En France, ce pilotage passe notamment par la « politique de site ». La notion de « site » s’y diffuse depuis la fin des années 1990, jusqu’à s’imposer avec la création de PRES (pôles de recherche et d’enseignement supérieur) en 2006 puis de COMUE (communauté d’universités et d’établissements) en 2013, qui regroupent des universités, grandes écoles et auxquels participent les organismes de recherche nationaux, comme le CNRS. Les fusions et redécoupages d’universités continuent aujourd’hui avec les « établissements expérimentaux » dérogatoires au Code de l’éducation, tandis que les COMUE qui avaient eu le moins de succès dans les appels d’offres sont dissoutes. Il s’agit toujours de concentrer les moyens : les établissements « proches » géographiquement sont incités à s’associer, certains financements étant réservés à ces regroupements, mis en concurrence pour les obtenir. Tout cela vise à « faire émerger sur le territoire français 5 à 10 pôles pluridisciplinaires d’excellence de rang mondial » – référence au classement de Shanghai des universités, publié depuis 2003.

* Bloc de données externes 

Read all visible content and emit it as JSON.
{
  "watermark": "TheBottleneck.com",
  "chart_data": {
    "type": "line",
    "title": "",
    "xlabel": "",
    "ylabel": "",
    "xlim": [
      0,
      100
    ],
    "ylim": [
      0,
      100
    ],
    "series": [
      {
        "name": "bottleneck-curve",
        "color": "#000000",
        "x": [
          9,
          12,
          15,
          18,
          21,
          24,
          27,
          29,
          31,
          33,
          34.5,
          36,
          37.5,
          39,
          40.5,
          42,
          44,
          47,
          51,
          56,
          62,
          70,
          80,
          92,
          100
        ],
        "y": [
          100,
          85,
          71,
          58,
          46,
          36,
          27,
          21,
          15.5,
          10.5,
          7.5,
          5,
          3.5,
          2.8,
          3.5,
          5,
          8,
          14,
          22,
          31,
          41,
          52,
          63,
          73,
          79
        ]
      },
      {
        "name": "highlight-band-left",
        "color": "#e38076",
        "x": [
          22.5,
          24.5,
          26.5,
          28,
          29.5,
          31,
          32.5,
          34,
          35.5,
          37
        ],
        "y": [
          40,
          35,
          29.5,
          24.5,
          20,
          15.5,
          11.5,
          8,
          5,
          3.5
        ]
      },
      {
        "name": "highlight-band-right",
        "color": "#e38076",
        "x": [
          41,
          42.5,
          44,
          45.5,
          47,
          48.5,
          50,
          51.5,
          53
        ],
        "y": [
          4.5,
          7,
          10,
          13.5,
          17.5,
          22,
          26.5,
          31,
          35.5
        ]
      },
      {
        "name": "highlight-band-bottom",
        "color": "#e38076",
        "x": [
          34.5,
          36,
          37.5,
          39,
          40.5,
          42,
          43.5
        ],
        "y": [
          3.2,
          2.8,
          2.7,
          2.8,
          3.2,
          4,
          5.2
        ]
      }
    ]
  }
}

La hiérarchie, déjà historiquement plus forte en France que dans d’autres pays, est donc renforcée entre d’une part des universités de recherche, d’autre part des universités de masse. (...)
Or différentes recherches empiriques sur l’enseignement supérieur et la recherche, trop peu connues des non spécialistes, permettent de remettre en cause les hypothèses qui fondent ces politiques présentées comme inéluctables. Elles réfutent l’idée du big is beautiful, selon laquelle il faudrait concentrer les financements sur quelques sites ; elles soulignent la diversité des profils d’activité des personnels, loin de se réduire à l’alternative « bon chercheur » vs. « moins bon chercheur qui devrait enseigner plus » ; et elles montrent l’intérêt, dans la perspective de l’enseignement, de maintenir dans toutes les universités une présence de la recherche.

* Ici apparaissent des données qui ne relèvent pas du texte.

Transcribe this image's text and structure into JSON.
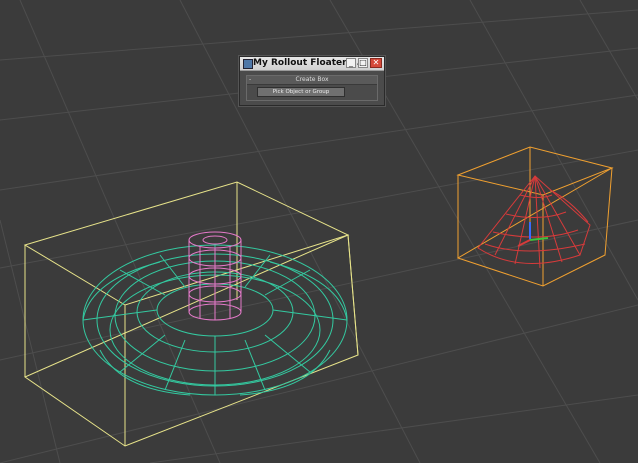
{
  "floater": {
    "title": "My Rollout Floater ...",
    "minimize_glyph": "_",
    "maximize_glyph": "□",
    "close_glyph": "✕",
    "rollout_marker": "-",
    "rollout_title": "Create Box",
    "pick_button_label": "Pick Object or Group"
  },
  "icons": [
    "app-icon",
    "minimize-icon",
    "maximize-icon",
    "close-icon"
  ],
  "colors": {
    "viewport_bg": "#3b3b3b",
    "grid": "#4a4a4a",
    "bbox_yellow": "#e7e38a",
    "torus": "#34c9a0",
    "cylinder": "#e47ac9",
    "cone": "#d63b3b",
    "bbox_orange": "#f0a030"
  }
}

Au CNRS, une même volonté est affichée en 2015 (...)
On présente souvent comme inéluctable l’abandon (ou simplement la non revendication) d’un maillage territorial des unités de recherche au profit de la concentration dans quelques « grands centres ». Concentrer les moyens financiers serait le seul moyen d’obtenir de l’excellence, ou même de la qualité en matière de recherche. Des travaux empiriques permettent toutefois de remettre en cause ce présupposé. (...)
Si la science est bien géographiquement concentrée, la tendance actuelle dans le monde est dans l’ensemble à la déconcentration : on assiste à une diversification des espaces de savoir, et ce quelle que soit l’échelle. L’idée selon laquelle les activités s’internationaliseraient au détriment de collaborations nationales est aussi battue en brèche. Pourtant, personne n’attribue à ces tendances – qui montrent que les politiques de concentration ne sont pas universelles, ou pas efficaces – une baisse de la qualité de la recherche.
Concernant les effets de la concentration des financements de la recherche, on peut là aussi balayer certaines idées reçues. Une étude québécoise a ainsi mesuré la relation entre les financements versés à plus de 12 000 chercheur·ses de toutes les disciplines entre 1998 en 2012 et leur nombre de publications et de citations, selon le Web of Science. L’efficacité de la concentration des fonds au profit d’une « élite » est ainsi remise en cause. La plupart des chercheurs·ses fortement doté·es ne se distinguent pas spécialement sur les indicateurs de publications et citations, qui distinguent en revanche des chercheur·ses titulaires dont les moyens sont seulement décents. En conséquence, les auteur·es suggèrent de donner plus de petits financements à davantage de chercheur·ses. Une recherche plus fertile, en somme, avec davantage d’égalité dans la distribution des fonds. (...)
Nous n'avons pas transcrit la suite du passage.